The “she’ll be alright” attitude that I constantly bring up as a trigger for suicide and mental health issues in New Zealand was the very thing I was telling myself without realising.
I went four years trying to beat this on my own with mixed results, to say the least. A few things this year—like my friend Jono Pryor talking about his mate’s suicide on Jono And Ben and interviewing people for a mental health doco that I made for Attitude and TVNZ a few months ago—made me start thinking about going on medication again. Jono and the people I met all said the same thing: that there’s absolutely nothing to be ashamed of if you take medication. I don’t know if I’ve been ashamed to take it, but I’ve definitely thought I was tougher than I am when it’s come to fighting depression and anxiety. The “she’ll be 'right” attitude that I constantly bring up as a trigger for suicide and mental health issues in New Zealand was the very thing I was telling myself without realising. Since my dad died I’ve been to quite a few counselling sessions but, believe it or not, being a stand-up comedian in New Zealand isn’t the most lucrative job, so being able to afford the regular sessions was a strain on my bank balance. In the last few months I made three appointments to see a doctor about getting meds but I cancelled each one at the last minute, because remember, she’ll be alright…

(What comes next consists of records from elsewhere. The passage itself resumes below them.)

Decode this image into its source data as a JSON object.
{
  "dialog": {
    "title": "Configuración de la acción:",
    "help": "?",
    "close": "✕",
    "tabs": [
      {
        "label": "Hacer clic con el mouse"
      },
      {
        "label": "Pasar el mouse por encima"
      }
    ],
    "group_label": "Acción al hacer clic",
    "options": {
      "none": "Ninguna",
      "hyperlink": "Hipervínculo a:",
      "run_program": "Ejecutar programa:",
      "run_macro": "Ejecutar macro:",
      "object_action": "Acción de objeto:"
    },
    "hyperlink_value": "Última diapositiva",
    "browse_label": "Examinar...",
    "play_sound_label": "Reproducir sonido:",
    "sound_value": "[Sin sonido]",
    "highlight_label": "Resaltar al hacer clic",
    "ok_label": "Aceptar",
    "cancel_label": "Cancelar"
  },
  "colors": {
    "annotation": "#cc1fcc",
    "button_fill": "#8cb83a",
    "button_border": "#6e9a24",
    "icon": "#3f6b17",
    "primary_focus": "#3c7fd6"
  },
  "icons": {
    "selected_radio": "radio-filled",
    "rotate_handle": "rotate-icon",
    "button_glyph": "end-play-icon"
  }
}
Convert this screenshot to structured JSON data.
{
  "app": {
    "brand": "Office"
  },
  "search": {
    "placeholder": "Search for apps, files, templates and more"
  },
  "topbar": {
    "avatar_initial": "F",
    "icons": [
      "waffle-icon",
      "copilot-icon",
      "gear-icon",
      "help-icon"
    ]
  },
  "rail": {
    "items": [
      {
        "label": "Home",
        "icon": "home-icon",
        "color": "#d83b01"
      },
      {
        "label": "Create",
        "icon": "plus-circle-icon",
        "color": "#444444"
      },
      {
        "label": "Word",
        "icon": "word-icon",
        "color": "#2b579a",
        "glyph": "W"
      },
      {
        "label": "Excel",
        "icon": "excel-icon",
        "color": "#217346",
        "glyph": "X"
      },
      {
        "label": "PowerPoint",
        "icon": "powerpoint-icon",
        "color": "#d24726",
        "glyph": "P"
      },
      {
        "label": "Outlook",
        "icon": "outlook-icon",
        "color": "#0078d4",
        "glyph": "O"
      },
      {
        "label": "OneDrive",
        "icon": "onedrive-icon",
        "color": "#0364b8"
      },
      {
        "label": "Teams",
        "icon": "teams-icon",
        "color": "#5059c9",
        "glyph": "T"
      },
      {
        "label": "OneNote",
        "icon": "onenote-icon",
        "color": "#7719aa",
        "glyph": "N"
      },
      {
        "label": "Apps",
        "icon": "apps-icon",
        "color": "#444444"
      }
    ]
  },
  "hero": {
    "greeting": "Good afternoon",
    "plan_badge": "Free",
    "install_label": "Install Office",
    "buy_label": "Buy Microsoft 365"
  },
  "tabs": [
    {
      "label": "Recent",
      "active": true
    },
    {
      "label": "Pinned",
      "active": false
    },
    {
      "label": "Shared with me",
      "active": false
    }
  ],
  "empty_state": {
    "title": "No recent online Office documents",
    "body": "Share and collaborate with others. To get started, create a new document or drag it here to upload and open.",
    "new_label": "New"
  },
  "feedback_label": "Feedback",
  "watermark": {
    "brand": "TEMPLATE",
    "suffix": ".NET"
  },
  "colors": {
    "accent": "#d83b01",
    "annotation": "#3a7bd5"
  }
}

Six weeks ago I finally went to one and I've been back on them since. Apart from the doctor telling me that Big Bang Theory is his favourite show, it was the best thing I've done in a while, and something I should have done a long time ago. Who knows what will happen, but I can genuinely see a change in myself, especially around the three-four week period since taking them. I’m more motivated. On the days I that I don’t have my daughter I’m not staying in bed till 2 PM anymore. I’m less angry, less anxious and for the first time in my life, I didn’t cross the road when I saw someone I recognised from high school the other day. I’m closer to my family and to my daughter’s awesome mum, who’s put up with me more than anyone.
I’m not saying medication is for everyone, because it’s not. I’m just saying that when the current situation takes you to a dire place, there’s no harm in trying something different for a while. At the end of the day I just want to be a better dad, friend, partner, son and brother, and if a few pills are what it takes to get my happy levels to where they should naturally be, then I’m all for that right now.